I opened my eyes, just realizing that they were closed.  I saw Mom and Dr. Cuvo standing over my bed.  I was in the cold hospital room with the thin, white blanket over me.  I must’ve fallen asleep while they had been in the hallway talking. I started to feel crowded in with the two of them hovering.

“What?  What did you say?” I asked Mom.

She had crocodile tears in her eyes.  It was all an act. 

“I talked to Dr. Cuvo. I know about the other day, and how you had banged your wrists,” she said.  “Dr. Cuvo says that it is best that you go to Bent Creek Hospital. You are not well enough to go home with me. I agree with Dr. Cuvo.”

“Do you know what Bent Creek is, Kristen?”  Dr. Cuvo asked.

I nodded at him, angry, not wanting to talk or see him or Mom anymore.  I wanted to be dead.  Away, asleep, somewhere, anywhere but here would have been better than the two of them hovering over me.  Suddenly I heard the door open.  The nurse from my first day in the hospital walked into the room.  She said that it was time to change my bandages and that she would help me get cleaned up.  Relief washed over me.

Dr. Cuvo did not leave without shaking my hand. He assured me that he’d be back tomorrow. Mom gave me a kiss and said that she’d be back tomorrow too, and that we were going to talk.  She assured me that she was not angry with me.  She said that she loved me. Then, she and Dr. Cuvo left me alone with the nurse.

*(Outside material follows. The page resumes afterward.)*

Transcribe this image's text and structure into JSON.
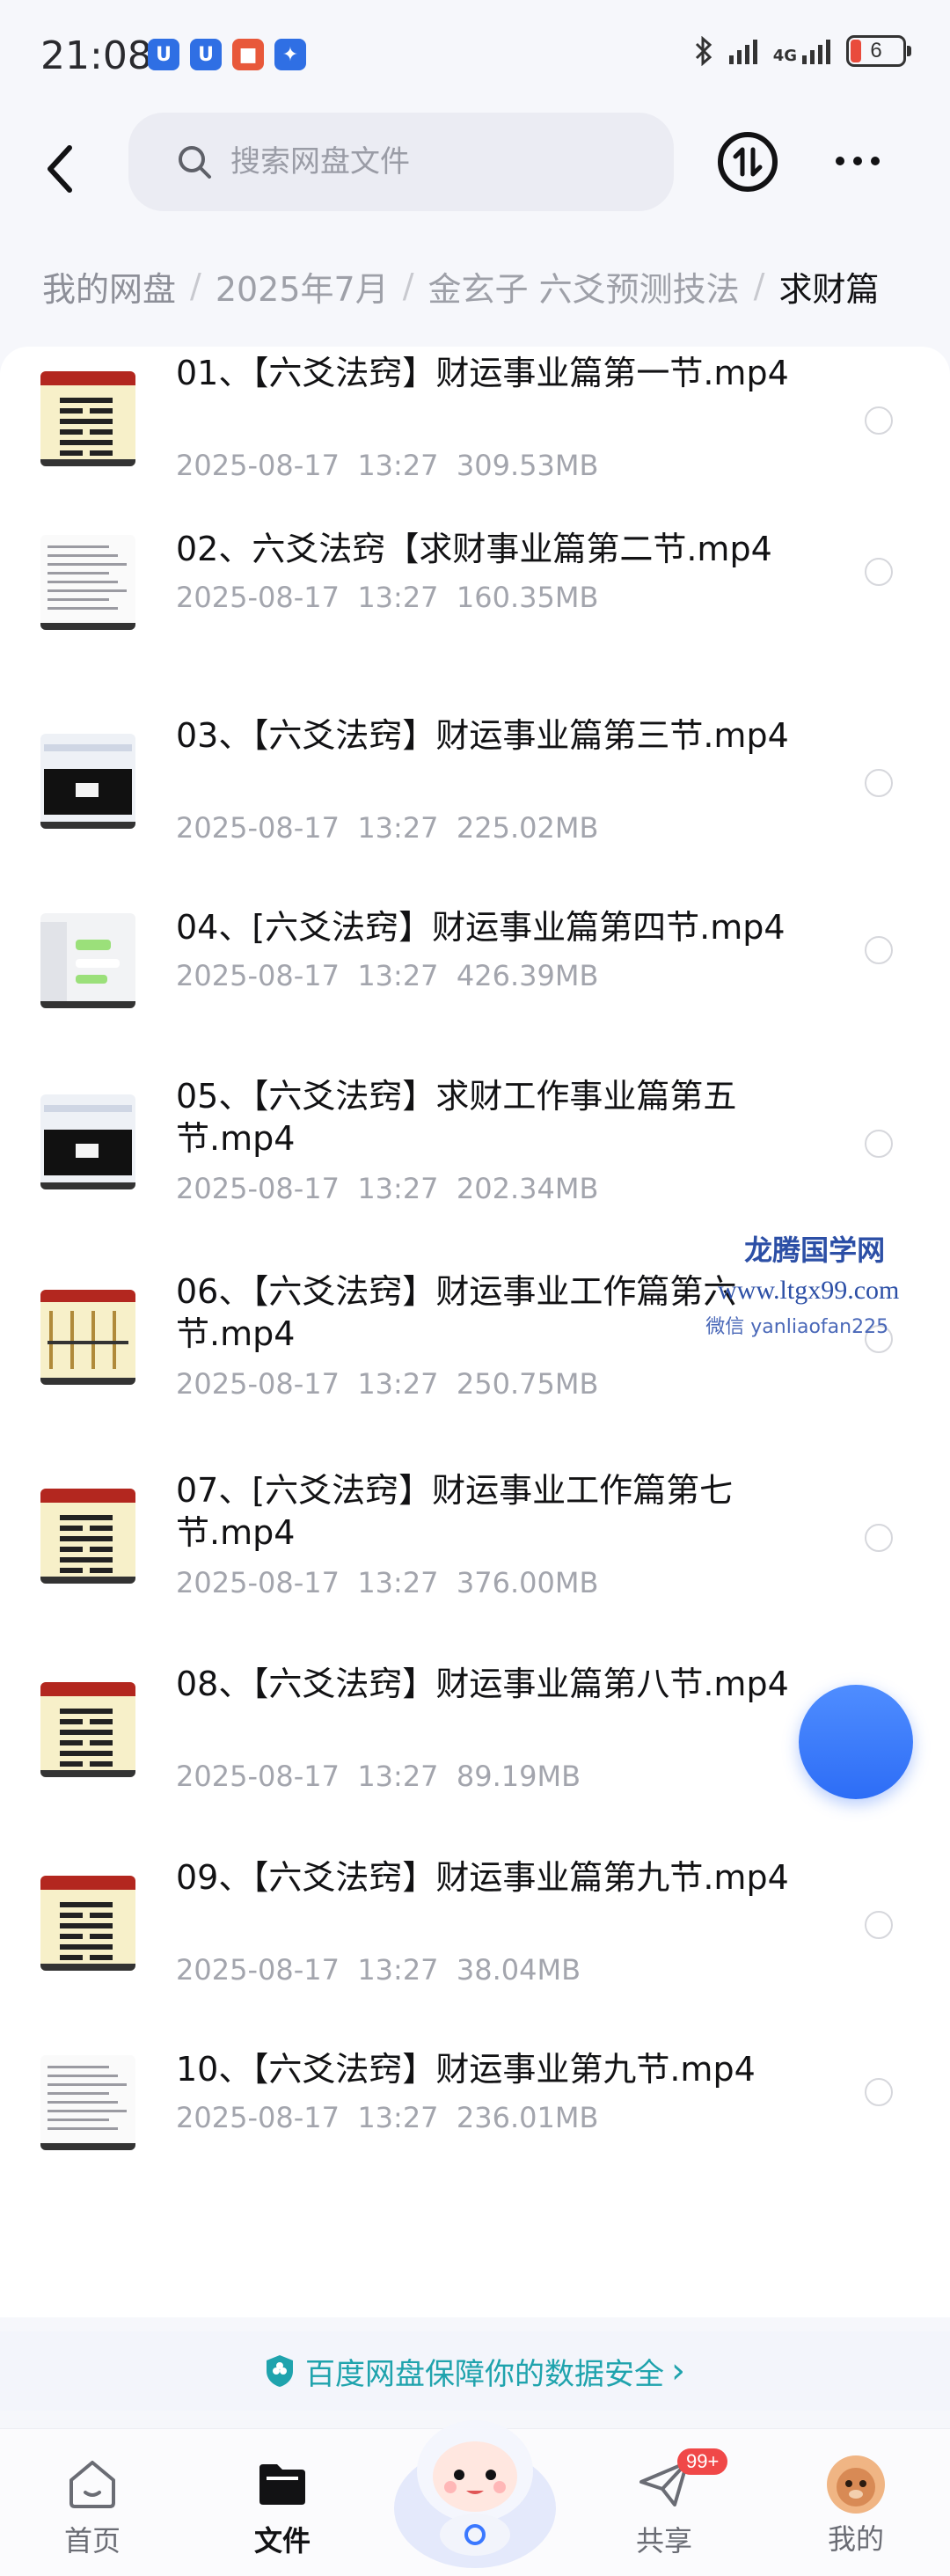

When they were gone, I looked up at the nurse, thanking her slightly with a smile.  It was the first time I had smiled in a long time. The nurse returned the smile kindly.

She was careful and gentle while she changed my bandages.  It was strange to have someone cleaning me like I was a baby.  But I knew that I wouldn’t be able to wash my own body for a while.  Not only because I couldn’t bathe myself without getting my stitches wet, but also because I couldn’t look down at the horror on my wrists. 

I thought deeply about the things that I had done to get myself here.  I thought about how much I had screwed up.  I thought about my family and the family I used to have. It seemed like it was right for me to breathe and smile at some point in my life.  Then everything had just burst to pieces.  There had been more downs than ups.  But there had been a point when things were up.  Then things had fallen back down, slowly at first, and then more quickly.  Things had rapidly turned from chaos and confusion to just plain old misery that had made life terrible. It had even been scary sometimes.  I was still scared. Just thinking about it horrified me.